Итак, все средства писать, сотворив над собою насилие - физическое, моральное, мистическое и т. д., исчерпаны; колдун повержен во прах, наказан за самоуправство; Гоголю остается одно - передоверить свой опыт Тому, Кто истинно властен воздвигнуть безгласного мертвеца в чудотворцы, сторицей вернув ему дар для новых свершений. (Просто жить, излечившись телесно, - его не интересовало.)
Смирение его похоже на ультиматум. Объективность в констатации фактов смыкается с непризнанием действительности и передачей всех прав на себя сверхъестественным силам. Гоголь, легко заподозрить, вынуждает Бога на чудо. Не прося ни о чем и не жалуясь, он ведет себя как вымогатель. Не Языкову и не прочим друзьям он демонстрирует труп свой, но небу - деловито и объективно: смотри! Смерть доведена в этом живом мертвеце до степени совершенства, до готовности сменить оболочку и по первому зову внезапно перейти в противоположную крайность, из катастрофы - в апофеоз. Гоголь в своей болезни заходит так далеко с расчетом вышибить клин клином - погибнуть или воскреснуть, как феникс .
Известно мнение, высказанное частными лицами, в том числе врачами, смотревшими его перед смертью, что Гоголь в конце концов намеренно себя заморил, отказавшись от принятия пищи, затем что, утратив писательский дар, считал уже жизнь бесполезной. Если это действительно так, то смерть его была тактическим шагом, последним военным маневром, в продолжение "Переписки с друзьями" и осужденных попыток насильно заставить себя писать, - попыткой, на сей раз всецело отданной на исполнение Богу. Лишь чудо могло спасти его, и Гоголь пошел на смерть, чтобы вызвать чудо. Нет, он не покончил с собой, но как бы предложил Самому Творцу сделать окончательный выбор: либо - либо. (Тогда его закопали живым.)
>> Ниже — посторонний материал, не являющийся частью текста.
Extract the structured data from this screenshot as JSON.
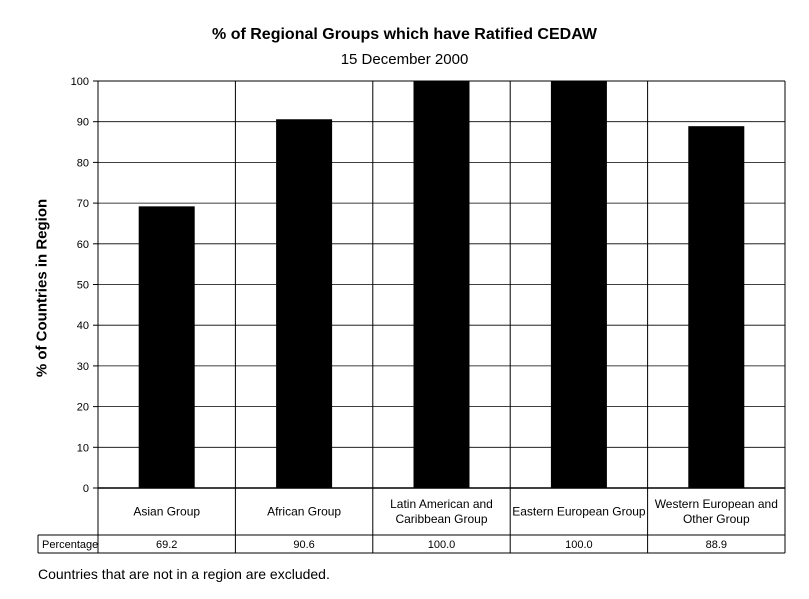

"Нередко бывало по всему миру, что земля тряслась от одного конца до другого; то оттого делается, толкуют грамотные люди, что есть где-то, близ моря, гора, из которой выхватывается пламя и текут горящие реки. Но старики, которые живут и в Венгрии, и в Галичской земле, лучше знают это и говорят: что то хочет подняться выросший в земле великий, великий мертвец и трясет землю" ("Страшная Месть").
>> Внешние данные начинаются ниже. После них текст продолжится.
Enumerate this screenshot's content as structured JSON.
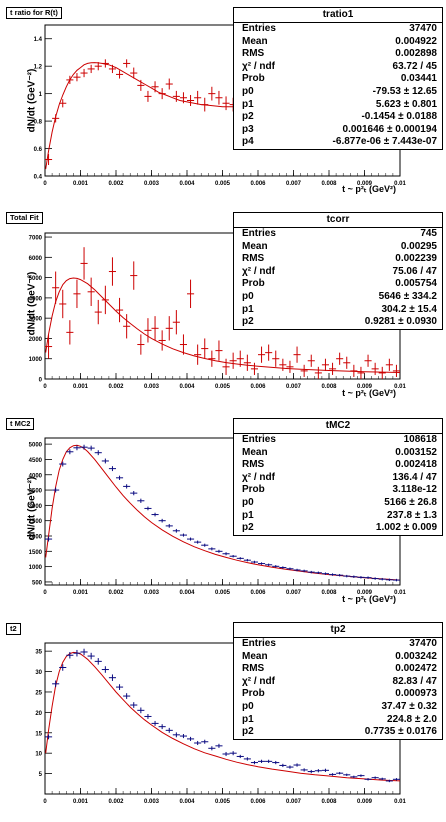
{
  "panels": [
    {
      "tag": "t ratio for R(t)",
      "stats": {
        "title": "tratio1",
        "rows": [
          {
            "k": "Entries",
            "v": "37470"
          },
          {
            "k": "Mean",
            "v": "0.004922"
          },
          {
            "k": "RMS",
            "v": "0.002898"
          },
          {
            "k": "χ² / ndf",
            "v": "63.72 / 45"
          },
          {
            "k": "Prob",
            "v": "0.03441"
          },
          {
            "k": "p0",
            "v": "-79.53 ± 12.65"
          },
          {
            "k": "p1",
            "v": "5.623 ± 0.801"
          },
          {
            "k": "p2",
            "v": "-0.1454 ± 0.0188"
          },
          {
            "k": "p3",
            "v": "0.001646 ± 0.000194"
          },
          {
            "k": "p4",
            "v": "-6.877e-06 ± 7.443e-07"
          }
        ]
      },
      "ylabel": "dN/dt (GeV⁻²)",
      "xlabel": "t ~ p²ₜ (GeV²)"
    },
    {
      "tag": "Total Fit",
      "stats": {
        "title": "tcorr",
        "rows": [
          {
            "k": "Entries",
            "v": "745"
          },
          {
            "k": "Mean",
            "v": "0.00295"
          },
          {
            "k": "RMS",
            "v": "0.002239"
          },
          {
            "k": "χ² / ndf",
            "v": "75.06 / 47"
          },
          {
            "k": "Prob",
            "v": "0.005754"
          },
          {
            "k": "p0",
            "v": "5646 ± 334.2"
          },
          {
            "k": "p1",
            "v": "304.2 ± 15.4"
          },
          {
            "k": "p2",
            "v": "0.9281 ± 0.0930"
          }
        ]
      },
      "ylabel": "dN/dt (GeV⁻²)",
      "xlabel": "t ~ p²ₜ (GeV²)"
    },
    {
      "tag": "t MC2",
      "stats": {
        "title": "tMC2",
        "rows": [
          {
            "k": "Entries",
            "v": "108618"
          },
          {
            "k": "Mean",
            "v": "0.003152"
          },
          {
            "k": "RMS",
            "v": "0.002418"
          },
          {
            "k": "χ² / ndf",
            "v": "136.4 / 47"
          },
          {
            "k": "Prob",
            "v": "3.118e-12"
          },
          {
            "k": "p0",
            "v": "5166 ± 26.8"
          },
          {
            "k": "p1",
            "v": "237.8 ± 1.3"
          },
          {
            "k": "p2",
            "v": "1.002 ± 0.009"
          }
        ]
      },
      "ylabel": "dN/dt (GeV⁻²)",
      "xlabel": "t ~ p²ₜ (GeV²)"
    },
    {
      "tag": "t2",
      "stats": {
        "title": "tp2",
        "rows": [
          {
            "k": "Entries",
            "v": "37470"
          },
          {
            "k": "Mean",
            "v": "0.003242"
          },
          {
            "k": "RMS",
            "v": "0.002472"
          },
          {
            "k": "χ² / ndf",
            "v": "82.83 / 47"
          },
          {
            "k": "Prob",
            "v": "0.000973"
          },
          {
            "k": "p0",
            "v": "37.47 ± 0.32"
          },
          {
            "k": "p1",
            "v": "224.8 ± 2.0"
          },
          {
            "k": "p2",
            "v": "0.7735 ± 0.0176"
          }
        ]
      },
      "ylabel": "",
      "xlabel": ""
    }
  ],
  "chart_data": [
    {
      "type": "scatter",
      "title": "t ratio for R(t)",
      "xlabel": "t ~ p²ₜ (GeV²)",
      "ylabel": "dN/dt (GeV⁻²)",
      "xlim": [
        0,
        0.01
      ],
      "ylim": [
        0.4,
        1.5
      ],
      "xticks": [
        "0",
        "0.001",
        "0.002",
        "0.003",
        "0.004",
        "0.005",
        "0.006",
        "0.007",
        "0.008",
        "0.009",
        "0.01"
      ],
      "yticks": [
        "0.4",
        "0.6",
        "0.8",
        "1",
        "1.2",
        "1.4"
      ],
      "marker_color": "#cc0000",
      "fit_color": "#cc0000",
      "x": [
        0.0001,
        0.0003,
        0.0005,
        0.0007,
        0.0009,
        0.0011,
        0.0013,
        0.0015,
        0.0017,
        0.0019,
        0.0021,
        0.0023,
        0.0025,
        0.0027,
        0.0029,
        0.0031,
        0.0033,
        0.0035,
        0.0037,
        0.0039,
        0.0041,
        0.0043,
        0.0045,
        0.0047,
        0.0049,
        0.0051,
        0.0053,
        0.0055,
        0.0057,
        0.0059,
        0.0061,
        0.0063,
        0.0065,
        0.0067,
        0.0069
      ],
      "y": [
        0.52,
        0.82,
        0.93,
        1.1,
        1.12,
        1.15,
        1.18,
        1.2,
        1.22,
        1.18,
        1.14,
        1.22,
        1.15,
        1.06,
        0.98,
        1.05,
        1.0,
        1.07,
        0.98,
        0.97,
        0.95,
        0.97,
        0.92,
        1.0,
        0.97,
        0.93,
        0.92,
        0.94,
        0.99,
        0.93,
        1.02,
        1.0,
        0.93,
        0.95,
        0.99
      ],
      "yerr": [
        0.04,
        0.03,
        0.03,
        0.03,
        0.03,
        0.03,
        0.03,
        0.03,
        0.03,
        0.03,
        0.03,
        0.03,
        0.04,
        0.04,
        0.04,
        0.04,
        0.04,
        0.04,
        0.04,
        0.04,
        0.04,
        0.05,
        0.05,
        0.05,
        0.05,
        0.05,
        0.05,
        0.05,
        0.06,
        0.06,
        0.06,
        0.06,
        0.06,
        0.06,
        0.07
      ],
      "fit_x": [
        2e-05,
        0.0001,
        0.0002,
        0.0003,
        0.0004,
        0.0005,
        0.0006,
        0.0007,
        0.0008,
        0.0009,
        0.001,
        0.0011,
        0.0012,
        0.0013,
        0.0014,
        0.0015,
        0.0016,
        0.0017,
        0.0018,
        0.0019,
        0.002,
        0.0022,
        0.0024,
        0.0026,
        0.0028,
        0.003,
        0.0032,
        0.0034,
        0.0036,
        0.0038,
        0.004,
        0.0042,
        0.0044,
        0.0046,
        0.0048,
        0.005,
        0.0052,
        0.0054,
        0.0056,
        0.0058,
        0.006,
        0.0062,
        0.0064,
        0.0066,
        0.0068,
        0.007
      ],
      "fit_y": [
        0.45,
        0.58,
        0.72,
        0.83,
        0.92,
        0.99,
        1.05,
        1.1,
        1.14,
        1.17,
        1.19,
        1.21,
        1.22,
        1.225,
        1.226,
        1.224,
        1.22,
        1.215,
        1.21,
        1.2,
        1.19,
        1.16,
        1.13,
        1.1,
        1.07,
        1.04,
        1.01,
        0.99,
        0.97,
        0.95,
        0.94,
        0.93,
        0.92,
        0.915,
        0.91,
        0.905,
        0.905,
        0.905,
        0.91,
        0.915,
        0.92,
        0.93,
        0.94,
        0.95,
        0.96,
        0.975
      ]
    },
    {
      "type": "scatter",
      "title": "Total Fit",
      "xlabel": "t ~ p²ₜ (GeV²)",
      "ylabel": "dN/dt (GeV⁻²)",
      "xlim": [
        0,
        0.01
      ],
      "ylim": [
        0,
        7200
      ],
      "xticks": [
        "0",
        "0.001",
        "0.002",
        "0.003",
        "0.004",
        "0.005",
        "0.006",
        "0.007",
        "0.008",
        "0.009",
        "0.01"
      ],
      "yticks": [
        "0",
        "1000",
        "2000",
        "3000",
        "4000",
        "5000",
        "6000",
        "7000"
      ],
      "marker_color": "#cc0000",
      "fit_color": "#cc0000",
      "x": [
        0.0001,
        0.0003,
        0.0005,
        0.0007,
        0.0009,
        0.0011,
        0.0013,
        0.0015,
        0.0017,
        0.0019,
        0.0021,
        0.0023,
        0.0025,
        0.0027,
        0.0029,
        0.0031,
        0.0033,
        0.0035,
        0.0037,
        0.0039,
        0.0041,
        0.0043,
        0.0045,
        0.0047,
        0.0049,
        0.0051,
        0.0053,
        0.0055,
        0.0057,
        0.0059,
        0.0061,
        0.0063,
        0.0065,
        0.0067,
        0.0069,
        0.0071,
        0.0073,
        0.0075,
        0.0077,
        0.0079,
        0.0081,
        0.0083,
        0.0085,
        0.0087,
        0.0089,
        0.0091,
        0.0093,
        0.0095,
        0.0097,
        0.0099
      ],
      "y": [
        1600,
        4500,
        3700,
        2300,
        4200,
        5700,
        4300,
        3300,
        3900,
        5300,
        3400,
        2600,
        5100,
        1700,
        2400,
        2500,
        1900,
        2500,
        2800,
        1700,
        4200,
        1200,
        1500,
        1000,
        1400,
        600,
        900,
        1000,
        800,
        500,
        1200,
        1300,
        1000,
        700,
        600,
        1200,
        400,
        900,
        300,
        700,
        500,
        1000,
        800,
        400,
        300,
        900,
        500,
        300,
        700,
        400
      ],
      "yerr": [
        600,
        800,
        700,
        600,
        700,
        800,
        700,
        600,
        700,
        700,
        600,
        600,
        700,
        500,
        600,
        600,
        500,
        600,
        600,
        500,
        700,
        500,
        500,
        400,
        500,
        400,
        400,
        400,
        400,
        300,
        400,
        400,
        400,
        300,
        300,
        400,
        300,
        300,
        300,
        300,
        300,
        300,
        300,
        300,
        300,
        300,
        300,
        300,
        300,
        300
      ],
      "fit_x": [
        2e-05,
        0.0001,
        0.0002,
        0.0003,
        0.0004,
        0.0005,
        0.0006,
        0.0007,
        0.0008,
        0.0009,
        0.001,
        0.0012,
        0.0014,
        0.0016,
        0.0018,
        0.002,
        0.0022,
        0.0024,
        0.0026,
        0.0028,
        0.003,
        0.0033,
        0.0036,
        0.0039,
        0.0042,
        0.0045,
        0.0048,
        0.0051,
        0.0054,
        0.0057,
        0.006,
        0.0064,
        0.0068,
        0.0072,
        0.0076,
        0.008,
        0.0085,
        0.009,
        0.0095,
        0.01
      ],
      "fit_y": [
        1300,
        2200,
        3100,
        3800,
        4300,
        4650,
        4850,
        4950,
        4980,
        4960,
        4900,
        4700,
        4400,
        4050,
        3700,
        3350,
        3030,
        2740,
        2470,
        2220,
        2000,
        1720,
        1490,
        1300,
        1140,
        1010,
        900,
        810,
        740,
        680,
        630,
        570,
        520,
        480,
        450,
        420,
        390,
        360,
        340,
        320
      ]
    },
    {
      "type": "scatter",
      "title": "t MC2",
      "xlabel": "t ~ p²ₜ (GeV²)",
      "ylabel": "dN/dt (GeV⁻²)",
      "xlim": [
        0,
        0.01
      ],
      "ylim": [
        400,
        5200
      ],
      "xticks": [
        "0",
        "0.001",
        "0.002",
        "0.003",
        "0.004",
        "0.005",
        "0.006",
        "0.007",
        "0.008",
        "0.009",
        "0.01"
      ],
      "yticks": [
        "500",
        "1000",
        "1500",
        "2000",
        "2500",
        "3000",
        "3500",
        "4000",
        "4500",
        "5000"
      ],
      "marker_color": "#0a0a80",
      "fit_color": "#cc0000",
      "x": [
        0.0001,
        0.0003,
        0.0005,
        0.0007,
        0.0009,
        0.0011,
        0.0013,
        0.0015,
        0.0017,
        0.0019,
        0.0021,
        0.0023,
        0.0025,
        0.0027,
        0.0029,
        0.0031,
        0.0033,
        0.0035,
        0.0037,
        0.0039,
        0.0041,
        0.0043,
        0.0045,
        0.0047,
        0.0049,
        0.0051,
        0.0053,
        0.0055,
        0.0057,
        0.0059,
        0.0061,
        0.0063,
        0.0065,
        0.0067,
        0.0069,
        0.0071,
        0.0073,
        0.0075,
        0.0077,
        0.0079,
        0.0081,
        0.0083,
        0.0085,
        0.0087,
        0.0089,
        0.0091,
        0.0093,
        0.0095,
        0.0097,
        0.0099
      ],
      "y": [
        1900,
        3500,
        4350,
        4750,
        4880,
        4900,
        4870,
        4720,
        4450,
        4200,
        3900,
        3620,
        3400,
        3150,
        2900,
        2700,
        2500,
        2330,
        2170,
        2030,
        1900,
        1800,
        1700,
        1580,
        1500,
        1420,
        1340,
        1270,
        1210,
        1150,
        1100,
        1060,
        1010,
        970,
        930,
        890,
        860,
        820,
        800,
        770,
        740,
        720,
        690,
        670,
        650,
        640,
        610,
        590,
        570,
        560
      ],
      "yerr": [
        80,
        80,
        80,
        80,
        80,
        80,
        80,
        80,
        80,
        80,
        70,
        70,
        70,
        70,
        60,
        60,
        60,
        60,
        60,
        50,
        50,
        50,
        50,
        50,
        50,
        50,
        40,
        40,
        40,
        40,
        40,
        40,
        40,
        40,
        40,
        40,
        40,
        40,
        40,
        40,
        40,
        40,
        40,
        40,
        40,
        40,
        40,
        40,
        40,
        40
      ],
      "fit_x": [
        2e-05,
        0.0001,
        0.0002,
        0.0003,
        0.0004,
        0.0005,
        0.0006,
        0.0007,
        0.0008,
        0.0009,
        0.001,
        0.0011,
        0.0012,
        0.0014,
        0.0016,
        0.0018,
        0.002,
        0.0022,
        0.0024,
        0.0026,
        0.0028,
        0.003,
        0.0033,
        0.0036,
        0.0039,
        0.0042,
        0.0045,
        0.0048,
        0.0051,
        0.0054,
        0.0057,
        0.006,
        0.0064,
        0.0068,
        0.0072,
        0.0076,
        0.008,
        0.0085,
        0.009,
        0.0095,
        0.01
      ],
      "fit_y": [
        1300,
        2000,
        2900,
        3600,
        4150,
        4500,
        4750,
        4880,
        4950,
        4960,
        4930,
        4860,
        4760,
        4500,
        4200,
        3900,
        3600,
        3320,
        3070,
        2840,
        2630,
        2440,
        2200,
        1990,
        1810,
        1650,
        1520,
        1400,
        1300,
        1210,
        1130,
        1060,
        980,
        910,
        850,
        790,
        740,
        690,
        640,
        600,
        560
      ]
    },
    {
      "type": "scatter",
      "title": "t2",
      "xlim": [
        0,
        0.01
      ],
      "ylim": [
        0,
        37
      ],
      "xticks": [
        "0",
        "0.001",
        "0.002",
        "0.003",
        "0.004",
        "0.005",
        "0.006",
        "0.007",
        "0.008",
        "0.009",
        "0.01"
      ],
      "yticks": [
        "5",
        "10",
        "15",
        "20",
        "25",
        "30",
        "35"
      ],
      "marker_color": "#0a0a80",
      "fit_color": "#cc0000",
      "x": [
        0.0001,
        0.0003,
        0.0005,
        0.0007,
        0.0009,
        0.0011,
        0.0013,
        0.0015,
        0.0017,
        0.0019,
        0.0021,
        0.0023,
        0.0025,
        0.0027,
        0.0029,
        0.0031,
        0.0033,
        0.0035,
        0.0037,
        0.0039,
        0.0041,
        0.0043,
        0.0045,
        0.0047,
        0.0049,
        0.0051,
        0.0053,
        0.0055,
        0.0057,
        0.0059,
        0.0061,
        0.0063,
        0.0065,
        0.0067,
        0.0069,
        0.0071,
        0.0073,
        0.0075,
        0.0077,
        0.0079,
        0.0081,
        0.0083,
        0.0085,
        0.0087,
        0.0089,
        0.0091,
        0.0093,
        0.0095,
        0.0097,
        0.0099
      ],
      "y": [
        14,
        27,
        31,
        34,
        34.5,
        34.8,
        33.8,
        32.5,
        30.5,
        28.5,
        26.2,
        24,
        21.8,
        20.5,
        19,
        17.3,
        16.5,
        15.6,
        14.5,
        14.2,
        13.5,
        12.5,
        12.8,
        11.2,
        11.8,
        9.8,
        10,
        9.2,
        8.6,
        7.7,
        8,
        8,
        7.7,
        7,
        6.6,
        7.1,
        5.9,
        5.5,
        5.7,
        5.8,
        4.8,
        5.1,
        4.7,
        4.2,
        4.5,
        3.6,
        4,
        3.7,
        3.2,
        3.6
      ],
      "yerr": [
        0.6,
        0.8,
        0.8,
        0.8,
        0.8,
        0.8,
        0.8,
        0.8,
        0.8,
        0.8,
        0.7,
        0.7,
        0.7,
        0.7,
        0.6,
        0.6,
        0.6,
        0.6,
        0.6,
        0.5,
        0.5,
        0.5,
        0.5,
        0.5,
        0.5,
        0.5,
        0.5,
        0.4,
        0.4,
        0.4,
        0.4,
        0.4,
        0.4,
        0.4,
        0.4,
        0.4,
        0.4,
        0.4,
        0.4,
        0.4,
        0.3,
        0.3,
        0.3,
        0.3,
        0.3,
        0.3,
        0.3,
        0.3,
        0.3,
        0.3
      ],
      "fit_x": [
        2e-05,
        0.0001,
        0.0002,
        0.0003,
        0.0004,
        0.0005,
        0.0006,
        0.0007,
        0.0008,
        0.0009,
        0.001,
        0.0011,
        0.0012,
        0.0014,
        0.0016,
        0.0018,
        0.002,
        0.0022,
        0.0024,
        0.0026,
        0.0028,
        0.003,
        0.0033,
        0.0036,
        0.0039,
        0.0042,
        0.0045,
        0.0048,
        0.0051,
        0.0054,
        0.0057,
        0.006,
        0.0064,
        0.0068,
        0.0072,
        0.0076,
        0.008,
        0.0085,
        0.009,
        0.0095,
        0.01
      ],
      "fit_y": [
        10,
        15.5,
        21.5,
        26.5,
        30,
        32.3,
        33.7,
        34.4,
        34.7,
        34.6,
        34.3,
        33.7,
        33,
        31.2,
        29.2,
        27.1,
        25,
        23.1,
        21.3,
        19.7,
        18.2,
        16.9,
        15.1,
        13.6,
        12.3,
        11.1,
        10.1,
        9.3,
        8.5,
        7.8,
        7.2,
        6.7,
        6.1,
        5.6,
        5.1,
        4.7,
        4.4,
        4,
        3.7,
        3.4,
        3.2
      ]
    }
  ]
}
- Лестницу, поскорей, давай лестницу!
Глава вторая
ДВА ПОВОРОТА СЕРЕБРЯНОГО КЛЮЧА В "РЕВИЗОРЕ"
Как уместить в голове два факта, диаметрально лежащие, творческой истории Гоголя? Тот, кто больше всего пугал и тиранил нас, тот же всех пуще смешит. Нет у нас автора страшнее и кошмарнее Гоголя. Нет писателя, который бы так еще заставлял Россию смеяться. Притом как-то так получается, в силу обратимости, что ли, его двузначной природы, что смех у Гоголя в какой-то момент возбуждает тоску и ужас, переходит как будто в свое отрицание, в слезы, которые временами, однако, также обладают противоположным свойством смешить. Где тут конец, где начало? И что раньше, первичнее - необузданная веселость, смешливость натуры Гоголя, или не менее близкая спутница его души - меланхолия?
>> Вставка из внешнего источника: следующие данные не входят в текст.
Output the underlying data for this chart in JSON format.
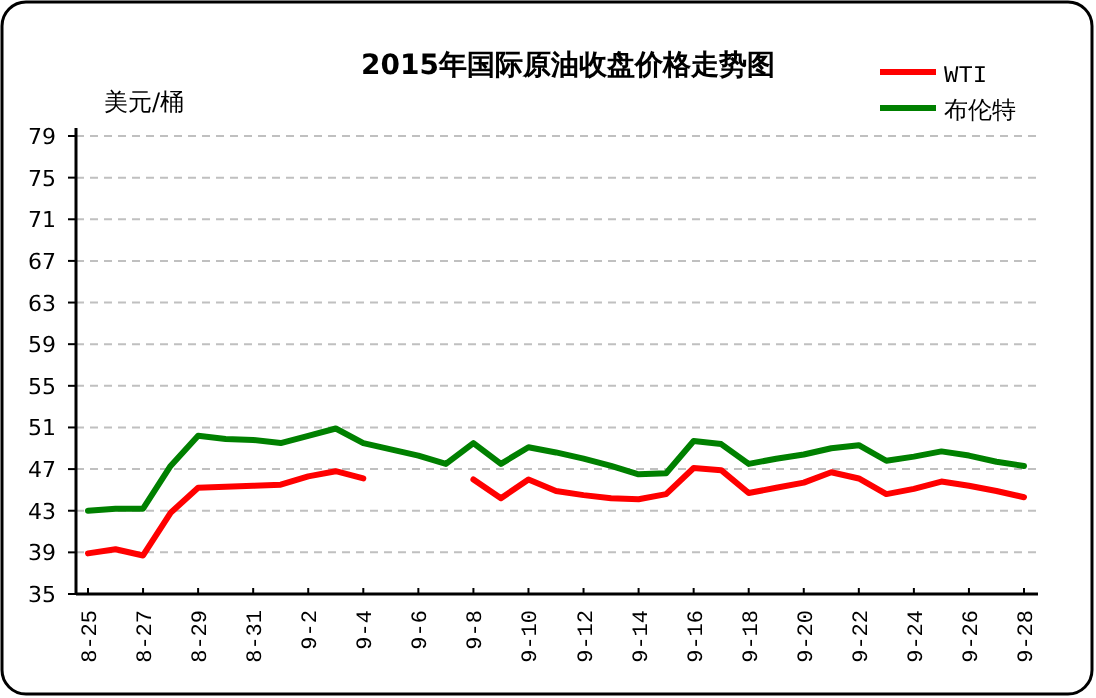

Сам-то он склонен был объяснять эту двойственность тем (правда, в ту пору, когда потерял уже охоту смеяться), что истинным залогом и фоном его души были неизъяснимые мрачность, тоска, для рассеивания которых он в молодости стал прибегать к беззаботному смеху и шуткам, имеющим вторичное, поверхностное происхождение. По этой схеме выходит, что постепенно, с годами, "сквозь видный миру смех" начали проступать "незримые, неведомые ему слезы", пока наконец эта подлинная природа Гоголя, вырвавшись из-под спуда, не возобладала во второй половине его творческого пути.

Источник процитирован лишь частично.